Losing a single match heavily doesn't prove a player is "past it". It happens to all of them one day or another and proves nothing except they had a bad day in office.
Hendry certainly wasn't "past it" at 27 (1996). At 30(1999) he won the WC having beaten the strongest oppostion he could possibly face. At 33 he was WC runner-up, losing only in the decider, making 4 tons, and having beaten ROS and Doherty on his way to the final. At 38 he was still World N°1 (2006/07 season)
Only there is a difference between being the best and being dominant. For the many of you who apparantly can't read let me state it again: Hendry IS the best player the game has known. However, even being the best, he could no more dominate in the 1996-2005 decade because the field around him and the opposition had become stronger and he had 3 serious challengers (at least).

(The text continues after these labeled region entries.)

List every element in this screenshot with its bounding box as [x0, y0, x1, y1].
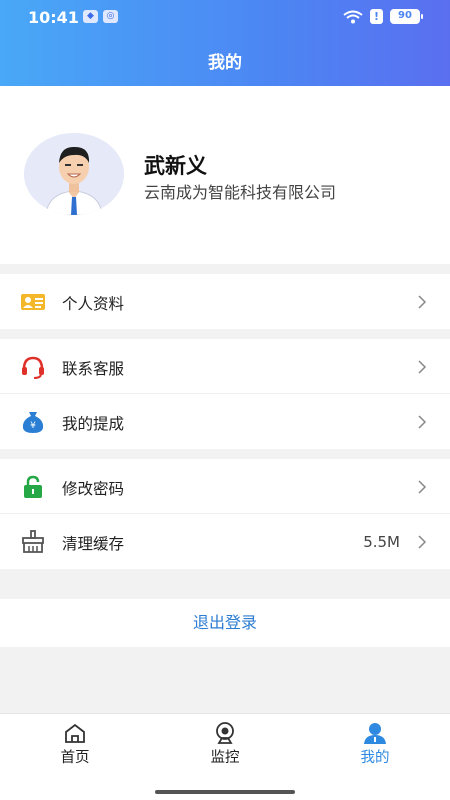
- menu-item-personal-info[interactable]: 个人资料: [0, 274, 450, 329]
- headset-icon: [22, 356, 44, 379]
- menu-item-customer-service[interactable]: 联系客服: [0, 339, 450, 394]
- money-bag-icon: ¥: [22, 412, 44, 433]
- menu-item-label: 个人资料: [62, 295, 125, 313]
- camera-icon: [216, 722, 234, 744]
- tab-mine[interactable]: 我的: [335, 722, 415, 767]
- menu-item-clear-cache[interactable]: 清理缓存 5.5M: [0, 514, 450, 569]
- chevron-right-icon: [418, 295, 427, 309]
- status-time: 10:41: [28, 8, 79, 27]
- user-company: 云南成为智能科技有限公司: [144, 183, 337, 202]
- chevron-right-icon: [418, 535, 427, 549]
- avatar-illustration-icon: [24, 133, 124, 215]
- menu-item-label: 清理缓存: [62, 535, 125, 553]
- battery-icon: 90: [390, 9, 423, 24]
- svg-text:¥: ¥: [30, 421, 36, 431]
- menu-group-service: 联系客服 ¥ 我的提成: [0, 339, 450, 449]
- home-icon: [65, 723, 85, 743]
- menu-item-change-password[interactable]: 修改密码: [0, 459, 450, 514]
- alert-icon: !: [370, 9, 383, 24]
- chevron-right-icon: [418, 415, 427, 429]
- menu-item-my-commission[interactable]: ¥ 我的提成: [0, 394, 450, 449]
- tab-label: 我的: [360, 750, 390, 766]
- cache-size-value: 5.5M: [363, 533, 400, 551]
- app-notification-icon: ◆: [83, 10, 98, 23]
- chevron-right-icon: [418, 360, 427, 374]
- status-right: ! 90: [343, 9, 423, 24]
- menu-item-label: 我的提成: [62, 415, 125, 433]
- menu-item-label: 修改密码: [62, 480, 125, 498]
- header-bar: 10:41 ◆ ◎ ! 90 我的: [0, 0, 450, 86]
- bottom-tab-bar: 首页 监控 我的: [0, 713, 450, 800]
- tab-home[interactable]: 首页: [35, 722, 115, 767]
- status-bar: 10:41 ◆ ◎ ! 90: [0, 0, 450, 34]
- profile-card[interactable]: 武新义 云南成为智能科技有限公司: [0, 86, 450, 264]
- wifi-icon: [343, 10, 363, 23]
- chevron-right-icon: [418, 480, 427, 494]
- page-title: 我的: [208, 53, 242, 73]
- notification-icons: ◆ ◎: [83, 10, 118, 23]
- user-icon: [364, 723, 386, 744]
- tab-label: 首页: [60, 750, 90, 766]
- message-notification-icon: ◎: [103, 10, 118, 23]
- broom-icon: [22, 530, 44, 553]
- user-name: 武新义: [144, 154, 207, 178]
- lock-icon: [24, 475, 42, 498]
- logout-button[interactable]: 退出登录: [0, 599, 450, 647]
- avatar[interactable]: [24, 133, 124, 215]
- id-card-icon: [21, 294, 45, 310]
- home-indicator: [155, 790, 295, 794]
- menu-group-profile: 个人资料: [0, 274, 450, 329]
- menu-group-settings: 修改密码 清理缓存 5.5M: [0, 459, 450, 569]
- tab-label: 监控: [210, 750, 240, 766]
- tab-monitor[interactable]: 监控: [185, 722, 265, 767]
- menu-item-label: 联系客服: [62, 360, 125, 378]
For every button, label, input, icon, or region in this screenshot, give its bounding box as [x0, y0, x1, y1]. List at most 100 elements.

For Mr Hey You, thank you for the insults on the other thread). Apparantly you can't read neither: my point precisely was that despite being only at the level of a very good amateur, Reanne dominates the ladies game in a way neither Hendry or Davis ever did dominate the MT precisely because she competes in a very weak field there. I never claimed that Reanne was the next big thing in snooker. She will struggle big time on the MT - she knows that - and it will be interesting to see if with much tougher opposition she will be able to raise her game, but she is certainly not a top pro at this moment in time. I said it myself: it is an extreme example but it proves my point, you can be average and still dominate a field, and you can be outstanding and even the best and still not be able to dominate because you are not alone out there.

Anonymous said...

Your point is a load of rubbish and thats what most people on here seem to be pointing out to you. These RonnieO fans are all the same!